Dallas Animal Services is searching for foster families and forever homes after reaching its maximum capacity for cats.

The shelter has been maxed out with dogs for months now, as previously covered by The Dallas Express, but is now facing a crowded cat crisis.

As of May 23, 121 cats are sharing 94 kennels, according to Karla Alvarado Falcon, Dallas Animal Services (DAS) coordinator, told The Dallas Express. The current dog capacity is 139%, with 418 dogs and only 300 kennels.

“We are currently in need of fosters and adopters for adult cats,” Alvarado Falcon said. “We are also in need of fosters willing to take underage kittens home so that we can open up kennels and incubators for incoming kittens.”

Due to the rise in animal adoptions, DAS has waived adoption fees for several months in hopes of giving these animals a better chance of being adopted.

For those who are unable to adopt, foster options are available. The foster program allows a Dallas-based home to provide a temporary living arrangement, which gives animals a relaxing and stress-free environment rather than a maxed-out shelter.

Completion of a foster application, foster agreement, and general release are required.

Available foster pets can be found here. If a pet catches your eye, you can schedule an appointment to talk with a foster team member. For more information on foster pets, review the foster handbook here.

A free pet adoption event will take place on May 25 at the Dallas Farmers Market, 1011 S. Pearl Expy., from 10 a.m. to 3 p.m., so these animals can meet their ‘purrfect’ match. A dog adoption event will take place on May 26 at Four Corners Brewing, 1311 S. Ervay St., from 12 to 4 p.m.

Dallas is not the only city facing capacity issues. Fort Worth Animal Services typically maintains more than 1,200 animals, and in March, more than 1,300 animals were in its care. According to Anastasia Ramsey, superintendent of the Fort Worth Animal Care and Control Shelter, both main shelter locations are operating at or near capacity.
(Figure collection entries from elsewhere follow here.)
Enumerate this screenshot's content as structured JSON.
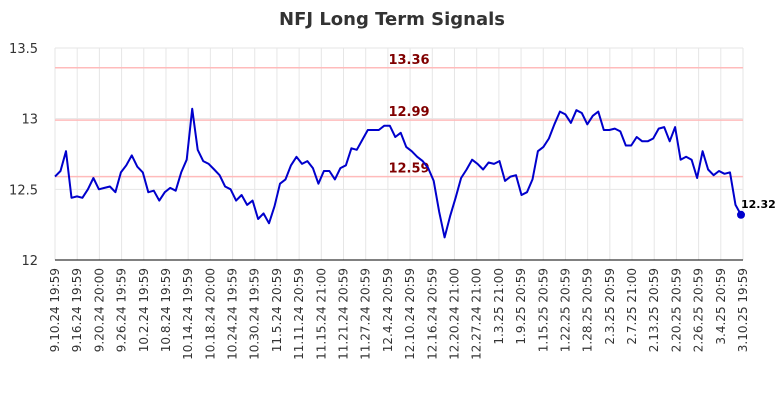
{
  "chart_data": {
    "type": "line",
    "title": "NFJ Long Term Signals",
    "xlabel": "",
    "ylabel": "",
    "ylim": [
      12,
      13.5
    ],
    "yticks": [
      "12",
      "12.5",
      "13",
      "13.5"
    ],
    "grid": true,
    "xtick_labels": [
      "9.10.24 19:59",
      "9.16.24 19:59",
      "9.20.24 20:00",
      "9.26.24 19:59",
      "10.2.24 19:59",
      "10.8.24 19:59",
      "10.14.24 19:59",
      "10.18.24 20:00",
      "10.24.24 19:59",
      "10.30.24 19:59",
      "11.5.24 20:59",
      "11.11.24 20:59",
      "11.15.24 21:00",
      "11.21.24 20:59",
      "11.27.24 20:59",
      "12.4.24 20:59",
      "12.10.24 20:59",
      "12.16.24 20:59",
      "12.20.24 21:00",
      "12.27.24 21:00",
      "1.3.25 21:00",
      "1.9.25 20:59",
      "1.15.25 20:59",
      "1.22.25 20:59",
      "1.28.25 20:59",
      "2.3.25 20:59",
      "2.7.25 21:00",
      "2.13.25 20:59",
      "2.20.25 20:59",
      "2.26.25 20:59",
      "3.4.25 20:59",
      "3.10.25 19:59"
    ],
    "reference_lines": [
      {
        "value": 13.36,
        "label": "13.36"
      },
      {
        "value": 12.99,
        "label": "12.99"
      },
      {
        "value": 12.59,
        "label": "12.59"
      }
    ],
    "last_value_label": "12.32",
    "series": [
      {
        "values": [
          12.59,
          12.63,
          12.77,
          12.44,
          12.45,
          12.44,
          12.5,
          12.58,
          12.5,
          12.51,
          12.52,
          12.48,
          12.62,
          12.67,
          12.74,
          12.66,
          12.62,
          12.48,
          12.49,
          12.42,
          12.48,
          12.51,
          12.49,
          12.62,
          12.71,
          13.07,
          12.78,
          12.7,
          12.68,
          12.64,
          12.6,
          12.52,
          12.5,
          12.42,
          12.46,
          12.39,
          12.42,
          12.29,
          12.33,
          12.26,
          12.38,
          12.54,
          12.57,
          12.67,
          12.73,
          12.68,
          12.7,
          12.65,
          12.54,
          12.63,
          12.63,
          12.57,
          12.65,
          12.67,
          12.79,
          12.78,
          12.85,
          12.92,
          12.92,
          12.92,
          12.95,
          12.95,
          12.87,
          12.9,
          12.8,
          12.77,
          12.73,
          12.7,
          12.65,
          12.56,
          12.34,
          12.16,
          12.31,
          12.44,
          12.58,
          12.64,
          12.71,
          12.68,
          12.64,
          12.69,
          12.68,
          12.7,
          12.56,
          12.59,
          12.6,
          12.46,
          12.48,
          12.57,
          12.77,
          12.8,
          12.86,
          12.96,
          13.05,
          13.03,
          12.97,
          13.06,
          13.04,
          12.96,
          13.02,
          13.05,
          12.92,
          12.92,
          12.93,
          12.91,
          12.81,
          12.81,
          12.87,
          12.84,
          12.84,
          12.86,
          12.93,
          12.94,
          12.84,
          12.94,
          12.71,
          12.73,
          12.71,
          12.58,
          12.77,
          12.64,
          12.6,
          12.63,
          12.61,
          12.62,
          12.39,
          12.32
        ],
        "color": "#0000cc"
      }
    ]
  }
}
“The adoption of shelter animals is crucial for communities because it saves lives, alleviates overcrowding in shelters, and promotes responsible pet ownership,” Ramsey previously told DX. “By adopting from shelters, individuals provide loving homes to animals in need, reducing euthanasia rates and giving abandoned animals a second chance at happiness. Additionally, adopting from shelters helps curb pet overpopulation and supports the valuable work of animal rescue organizations.”